Le premier intérêt de l’étude de cas présentée est d’offrir une grille de
lecture d’une forme d’action collective qui constitue à la fois l’aiguillon et
l’avatar de la relocalisation des politiques publiques nationales. De la même
façon que s’est substituée à l’approche dite top down (i.e. par le haut) des
politiques publiques une approche dite bottom up (i.e. par le bas et à travers
l’expérimentation), l’action collective organisée sur le modèle du parti politique, du syndicat ou des grandes fédérations associatives (pendants de la
verticalité étatique) a laissé la place à des formes localisées et émergentes
d’action revendicative. Notre analyse de la mobilisation des parents contre le
déclassement du dispositif ZEP du groupe d’écoles où leurs enfants sont
scolarisés montre cependant que de telles formes d’action ne se réduisent pas
à des revendications limitées aux seuls intérêts particuliers, du type de celles
que l’on qualifie, dans le domaine de l’aménagement, de NIMBY. Les formes
d’action que nous avons étudiées sont à la fois « localisées » et « émergentes », dans la mesure où elles sont susceptibles de faire émerger et de
poser des questions d’intérêt général à partir d’un ancrage localisé, retrouvant, mutatis mutandis, les racines des mouvements collectifs. On a pu voir,
ce faisant, que les lignes de fracture usuelles entre associations locales et
fédérations nationales tendent à s’effacer.

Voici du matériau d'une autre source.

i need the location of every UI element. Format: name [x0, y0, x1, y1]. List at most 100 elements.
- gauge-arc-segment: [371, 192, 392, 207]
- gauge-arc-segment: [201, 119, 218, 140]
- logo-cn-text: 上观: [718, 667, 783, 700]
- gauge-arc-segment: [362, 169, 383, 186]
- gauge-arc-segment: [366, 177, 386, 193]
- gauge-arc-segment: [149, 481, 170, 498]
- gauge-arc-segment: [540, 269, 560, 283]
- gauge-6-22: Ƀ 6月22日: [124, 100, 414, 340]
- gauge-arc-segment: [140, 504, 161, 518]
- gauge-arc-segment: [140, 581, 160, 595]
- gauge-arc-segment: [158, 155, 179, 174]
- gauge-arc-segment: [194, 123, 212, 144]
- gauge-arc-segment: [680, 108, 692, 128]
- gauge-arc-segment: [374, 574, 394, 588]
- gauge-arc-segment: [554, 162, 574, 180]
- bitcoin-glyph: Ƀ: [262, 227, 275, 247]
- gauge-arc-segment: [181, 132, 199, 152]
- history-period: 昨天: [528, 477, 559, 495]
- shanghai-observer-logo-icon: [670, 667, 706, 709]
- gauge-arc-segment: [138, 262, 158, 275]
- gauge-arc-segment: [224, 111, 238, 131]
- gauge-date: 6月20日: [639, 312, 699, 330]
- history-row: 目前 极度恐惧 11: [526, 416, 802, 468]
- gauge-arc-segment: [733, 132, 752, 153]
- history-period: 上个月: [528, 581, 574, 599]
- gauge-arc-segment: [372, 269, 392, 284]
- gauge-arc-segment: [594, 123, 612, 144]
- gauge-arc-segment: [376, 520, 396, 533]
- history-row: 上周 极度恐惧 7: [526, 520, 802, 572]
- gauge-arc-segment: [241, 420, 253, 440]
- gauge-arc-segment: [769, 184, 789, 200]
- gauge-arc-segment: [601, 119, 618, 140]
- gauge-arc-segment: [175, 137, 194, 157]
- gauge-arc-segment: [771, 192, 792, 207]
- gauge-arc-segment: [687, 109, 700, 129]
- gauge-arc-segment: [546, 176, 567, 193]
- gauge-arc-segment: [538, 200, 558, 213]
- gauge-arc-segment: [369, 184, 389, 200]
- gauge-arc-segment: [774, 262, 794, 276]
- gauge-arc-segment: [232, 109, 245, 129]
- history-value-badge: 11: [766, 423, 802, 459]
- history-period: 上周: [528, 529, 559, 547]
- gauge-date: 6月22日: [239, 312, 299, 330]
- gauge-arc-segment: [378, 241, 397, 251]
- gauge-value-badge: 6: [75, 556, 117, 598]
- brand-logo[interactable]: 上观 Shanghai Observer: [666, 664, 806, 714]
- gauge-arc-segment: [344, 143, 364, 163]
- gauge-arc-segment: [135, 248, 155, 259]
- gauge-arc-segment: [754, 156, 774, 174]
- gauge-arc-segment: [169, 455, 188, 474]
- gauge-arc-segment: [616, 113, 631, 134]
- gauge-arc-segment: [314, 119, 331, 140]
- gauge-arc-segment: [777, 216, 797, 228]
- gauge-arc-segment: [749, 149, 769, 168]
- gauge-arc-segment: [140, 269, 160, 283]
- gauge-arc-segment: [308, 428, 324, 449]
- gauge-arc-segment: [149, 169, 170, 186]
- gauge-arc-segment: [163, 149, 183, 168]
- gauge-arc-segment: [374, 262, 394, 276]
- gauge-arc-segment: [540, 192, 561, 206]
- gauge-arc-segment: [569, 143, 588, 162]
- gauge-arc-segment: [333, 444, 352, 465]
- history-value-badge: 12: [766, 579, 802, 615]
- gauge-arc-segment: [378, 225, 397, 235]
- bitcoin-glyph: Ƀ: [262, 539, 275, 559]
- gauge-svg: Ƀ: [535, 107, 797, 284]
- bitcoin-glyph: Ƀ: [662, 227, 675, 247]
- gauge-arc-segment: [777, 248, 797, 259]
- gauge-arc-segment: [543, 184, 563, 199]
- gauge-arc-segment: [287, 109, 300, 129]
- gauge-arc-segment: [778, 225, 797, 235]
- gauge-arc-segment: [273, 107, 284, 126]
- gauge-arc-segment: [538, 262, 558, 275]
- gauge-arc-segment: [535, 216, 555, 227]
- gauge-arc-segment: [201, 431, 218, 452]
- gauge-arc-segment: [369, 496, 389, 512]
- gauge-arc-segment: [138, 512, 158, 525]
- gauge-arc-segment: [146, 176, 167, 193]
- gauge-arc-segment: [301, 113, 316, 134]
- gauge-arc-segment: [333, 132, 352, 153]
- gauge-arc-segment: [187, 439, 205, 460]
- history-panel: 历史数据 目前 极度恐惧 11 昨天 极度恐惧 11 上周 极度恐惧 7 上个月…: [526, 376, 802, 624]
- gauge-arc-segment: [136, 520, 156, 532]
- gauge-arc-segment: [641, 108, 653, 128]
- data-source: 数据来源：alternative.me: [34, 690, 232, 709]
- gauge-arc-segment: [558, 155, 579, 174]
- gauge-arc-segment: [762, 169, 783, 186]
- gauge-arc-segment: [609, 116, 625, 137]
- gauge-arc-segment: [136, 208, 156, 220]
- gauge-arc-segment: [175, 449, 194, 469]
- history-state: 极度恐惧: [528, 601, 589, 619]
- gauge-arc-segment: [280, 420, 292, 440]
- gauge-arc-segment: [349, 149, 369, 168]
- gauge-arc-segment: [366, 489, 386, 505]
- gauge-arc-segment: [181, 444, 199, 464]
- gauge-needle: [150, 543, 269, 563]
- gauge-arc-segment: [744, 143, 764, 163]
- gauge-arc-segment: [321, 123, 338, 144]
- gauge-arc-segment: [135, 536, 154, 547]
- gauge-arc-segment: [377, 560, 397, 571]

La mobilisation analysée montre la possibilité pour des mouvements
locaux de construire du général, de trouver des points d’articulation avec des
revendications non particularistes, sans pour autant perdre de vue les motifs
initiaux d’insatisfaction. C’est parce que pèsent sur l’action revendicative de
fortes contraintes de généralité et de recevabilité des arguments échangés que
des mobilisations à première vue locales cessent de l’être dans le mouvement
même de publicité de leurs revendications. Ce faisant, les motifs de l’action
sont désubjectivés, rendus partiellement extérieurs aux personnes et déposés
dans une grammaire publiquement disponible (Trom, 2001).
La clôture de la controverse atteste, enfin, de la perméabilité entre deux
formes d’engagement des personnes, généralement pensées comme antinomiques : un engagement dans un régime de justification publique, qui permet à
la mobilisation de se constituer en cause publiquement recevable et ainsi de
rassembler autour d’elle de plus en plus de monde, et un engagement dans le
rapport de force. Dans ce dernier cas, les arguments cèdent la place à la force,
entendue comme la somme des acteurs qui les mobilisent, les relaient ou
peuvent être atteints par eux (les lecteurs des journaux). C’est la force qui
s’impose à l’administration parisienne et la conduit à abandonner le projet
contesté. L’administration accède à la satisfaction de la revendication des
parents, mais méconnaît sa légitimité. La réponse qu’elle propose déconsidère
les efforts des parents d’élèves dont l’action est assimilée à la seule construction d’un rapport de force dont le juste est absent. D’une part, elle freine les
possibilités réelles de prise au sérieux des mouvements localisés qui constituent pourtant aujourd’hui une forme de plus en plus répandue d’action
collective, s’interdisant de prévenir son caractère imprévisible par la mise en
œuvre d’un type de relations approprié. D’autre part, elle ferme le débat
public ouvert par la mobilisation, s’empêchant elle-même de participer plus
étroitement à la redéfinition de la politique d’éducation prioritaire.